Por Matheus Kniss
Constituição determina que, quando o falecido ou o doador tem domicílio fora do Brasil, só uma lei complementar federal poderia autorizar a cobrança. Porém, lei nunca foi editada
O Imposto sobre Transmissão Causa Mortis e Doação (ITCMD) — também conhecido em alguns estados como ITCD ou ITD — é um tributo estadual que incide sobre heranças e doações. Mas há um detalhe importante: quando o falecido ou o doador tem domicílio no exterior, a cobrança fica em um limbo jurídico.
Isso acontece porque a Constituição Federal (art. 155, §1º, III, "a") determina que, nesses casos, só uma lei complementar federal poderia autorizar a cobrança. O problema é que o Congresso Nacional nunca editou essa lei — e não há sinais de que vá fazê-lo em breve.
STF consolida entendimento
Nos últimos anos, alguns estados tentaram driblar essa ausência legislativa. São Paulo, por exemplo, editou a Lei n. 10.705/2000, que autorizava a cobrança. O Supremo Tribunal Federal (STF), porém, declarou essa norma inconstitucional em 2021 (RE 851108, com repercussão geral). A Corte firmou a tese: sem lei federal, os estados não podem instituir ou cobrar ITCMD sobre bens ou direitos localizados no exterior.
2025, a ministra Cármen Lúcia reforçou esse posicionamento em duas decisões marcantes:
Doação do Reino Unido para beneficiário paulista (RE 1553620) — O STF manteve decisão do TJSP que afastou a cobrança por inexistência de base legal válida.
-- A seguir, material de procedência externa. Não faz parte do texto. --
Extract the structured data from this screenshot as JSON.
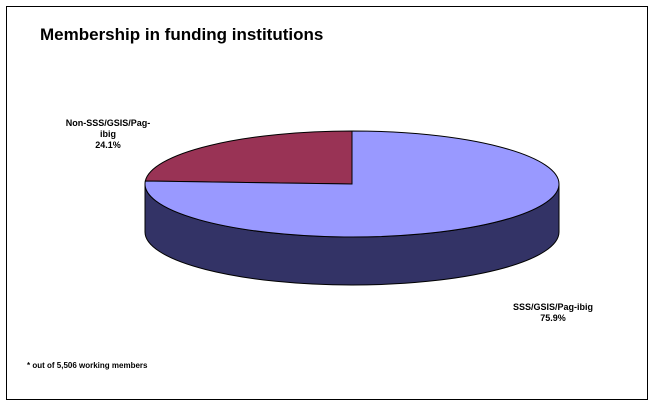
{
  "chart_data": {
    "type": "pie",
    "variant": "3d",
    "title": "Membership in funding institutions",
    "slices": [
      {
        "label_lines": [
          "Non-SSS/GSIS/Pag-",
          "ibig",
          "24.1%"
        ],
        "value": 24.1,
        "color": "#993355",
        "side_color": "#5a1e32"
      },
      {
        "label_lines": [
          "SSS/GSIS/Pag-ibig",
          "75.9%"
        ],
        "value": 75.9,
        "color": "#9999ff",
        "side_color": "#333366"
      }
    ],
    "footnote": "* out of 5,506 working members"
  }
}
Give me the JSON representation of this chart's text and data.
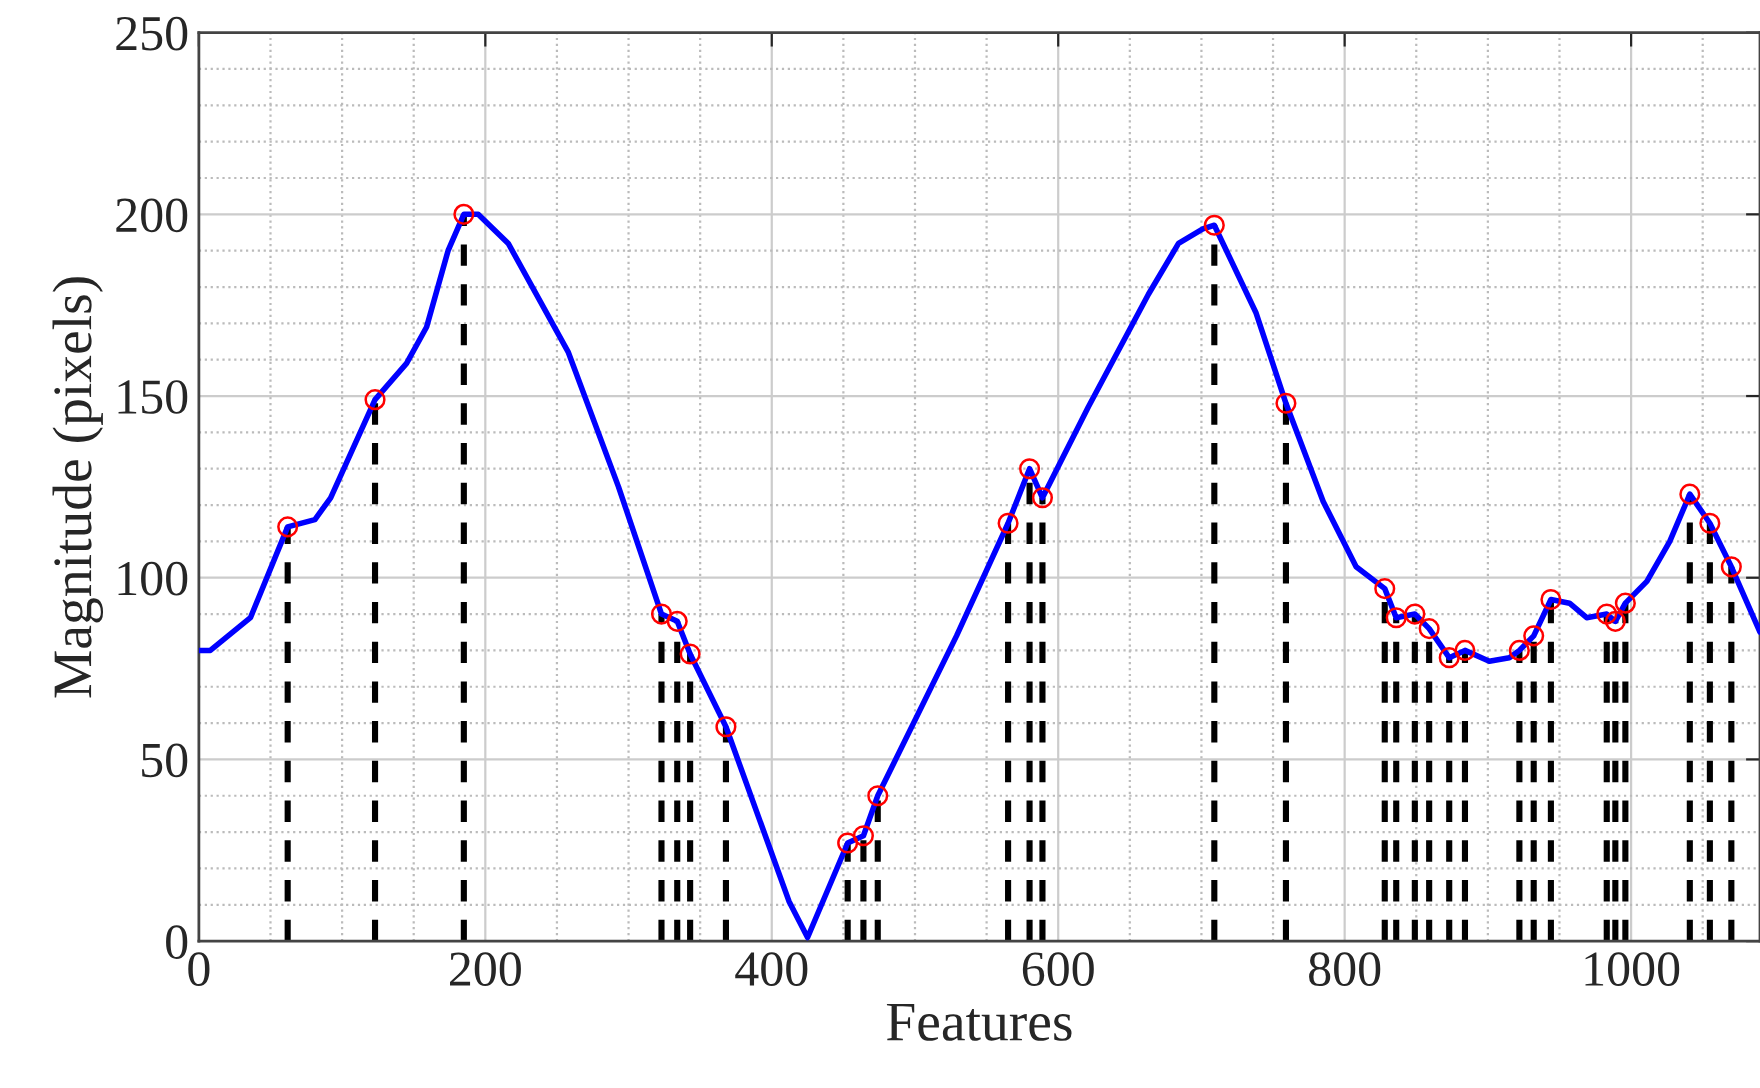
{
  "chart_data": {
    "type": "line",
    "xlabel": "Features",
    "ylabel": "Magnitude (pixels)",
    "xlim": [
      0,
      1090
    ],
    "ylim": [
      0,
      250
    ],
    "xticks": [
      0,
      {
        "value": 50,
        "label": null
      },
      {
        "value": 100,
        "label": null
      },
      {
        "value": 150,
        "label": null
      },
      200,
      {
        "value": 250,
        "label": null
      },
      {
        "value": 300,
        "label": null
      },
      {
        "value": 350,
        "label": null
      },
      400,
      {
        "value": 450,
        "label": null
      },
      {
        "value": 500,
        "label": null
      },
      {
        "value": 550,
        "label": null
      },
      600,
      {
        "value": 650,
        "label": null
      },
      {
        "value": 700,
        "label": null
      },
      {
        "value": 750,
        "label": null
      },
      800,
      {
        "value": 850,
        "label": null
      },
      {
        "value": 900,
        "label": null
      },
      {
        "value": 950,
        "label": null
      },
      1000,
      {
        "value": 1050,
        "label": null
      }
    ],
    "yticks": [
      0,
      {
        "value": 10,
        "label": null
      },
      {
        "value": 20,
        "label": null
      },
      {
        "value": 30,
        "label": null
      },
      {
        "value": 40,
        "label": null
      },
      50,
      {
        "value": 60,
        "label": null
      },
      {
        "value": 70,
        "label": null
      },
      {
        "value": 80,
        "label": null
      },
      {
        "value": 90,
        "label": null
      },
      100,
      {
        "value": 110,
        "label": null
      },
      {
        "value": 120,
        "label": null
      },
      {
        "value": 130,
        "label": null
      },
      {
        "value": 140,
        "label": null
      },
      150,
      {
        "value": 160,
        "label": null
      },
      {
        "value": 170,
        "label": null
      },
      {
        "value": 180,
        "label": null
      },
      {
        "value": 190,
        "label": null
      },
      200,
      {
        "value": 210,
        "label": null
      },
      {
        "value": 220,
        "label": null
      },
      {
        "value": 230,
        "label": null
      },
      {
        "value": 240,
        "label": null
      },
      250
    ],
    "grid": true,
    "legend": false,
    "series": [
      {
        "color": "#0000ff",
        "marker": "none",
        "line_style": "solid",
        "x": [
          0,
          8,
          36,
          62,
          81,
          92,
          123,
          145,
          159,
          174,
          185,
          195,
          216,
          258,
          293,
          323,
          334,
          343,
          368,
          412,
          425,
          453,
          464,
          474,
          529,
          565,
          580,
          589,
          621,
          663,
          684,
          701,
          709,
          738,
          759,
          785,
          808,
          828,
          836,
          849,
          859,
          873,
          884,
          901,
          915,
          922,
          932,
          944,
          957,
          969,
          983,
          989,
          996,
          1011,
          1027,
          1041,
          1055,
          1070,
          1090
        ],
        "values": [
          80,
          80,
          89,
          114,
          116,
          122,
          149,
          159,
          169,
          190,
          200,
          200,
          192,
          162,
          125,
          90,
          88,
          79,
          59,
          11,
          1,
          27,
          29,
          40,
          84,
          115,
          130,
          122,
          147,
          178,
          192,
          196,
          197,
          173,
          148,
          121,
          103,
          97,
          89,
          90,
          86,
          78,
          80,
          77,
          78,
          80,
          84,
          94,
          93,
          89,
          90,
          88,
          93,
          99,
          110,
          123,
          115,
          103,
          85
        ]
      },
      {
        "type": "lollipop",
        "color": "#ff0000",
        "marker": "circle",
        "line_style": "dashed",
        "x": [
          62,
          123,
          185,
          323,
          334,
          343,
          368,
          453,
          464,
          474,
          565,
          580,
          589,
          709,
          759,
          828,
          836,
          849,
          859,
          873,
          884,
          922,
          932,
          944,
          983,
          989,
          996,
          1041,
          1055,
          1070
        ],
        "values": [
          114,
          149,
          200,
          90,
          88,
          79,
          59,
          27,
          29,
          40,
          115,
          130,
          122,
          197,
          148,
          97,
          89,
          90,
          86,
          78,
          80,
          80,
          84,
          94,
          90,
          88,
          93,
          123,
          115,
          103
        ]
      }
    ]
  }
}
A Procuradoria-Geral da República (PGR) apoiou o entendimento.
Sucessão envolvendo quotas em empresa nas Ilhas Britânicas — Novamente, a ministra reiterou: mesmo após a Reforma Tributária (EC 132/2023), segue sendo indispensável a edição de lei complementar federal.
Reforma Tributária e a confusão normativa
A EC 132/2023 abriu espaço para que, na falta da lei federal, os estados apliquem suas próprias regras. No entanto, como a lei paulista foi declarada inconstitucional, ela não pode "reviver" automaticamente. O STF já deixou claro: não existe constitucionalidade superveniente. Ou seja, uma lei derrubada não volta a valer sem nova edição legislativa.
Ainda assim, alguns estados tentam regulamentar o tema. O Paraná, por exemplo, já criou nova norma; Minas Gerais e Rio de Janeiro, por outro lado, seguem sem legislação válida; Santa Catarina já possuía legislação prevendo a progressividade do ITCMD, até o limite de 8%. Em São Paulo, tramitam o PL nº 7/2024 e o PL nº 199/2025, mas nenhum foi aprovado até agora.
Impactos práticos
A consequência é dupla. Para os contribuintes, cresce a insegurança jurídica na hora de planejar heranças e doações internacionais. Para os estados, há perda de arrecadação: só em São Paulo, a receita com ITCMD entre janeiro e julho de 2025 foi de R$ 2,7 bilhões, cerca de 43% a menos que no mesmo período de 2024.
O que esperar?
Enquanto o Congresso não editar a lei complementar, os estados ficam de mãos atadas. O STF é categórico: não se pode cobrar ITCMD sobre heranças e doações vindas do exterior sem base legal federal. Tentar usar leis estaduais já invalidadas é ferir os princípios da legalidade tributária e da segurança jurídica.
Até que a norma seja criada, a cobrança permanece vedada — restando aos estados apenas aguardar ou aprovar leis que respeitem os limites da Constituição.
Matheus Kniss é especialista em planejamento sucessório e patrimonial, negócios e reestruturações societárias no Rücker Curi Advocacia e Consultoria Jurídica.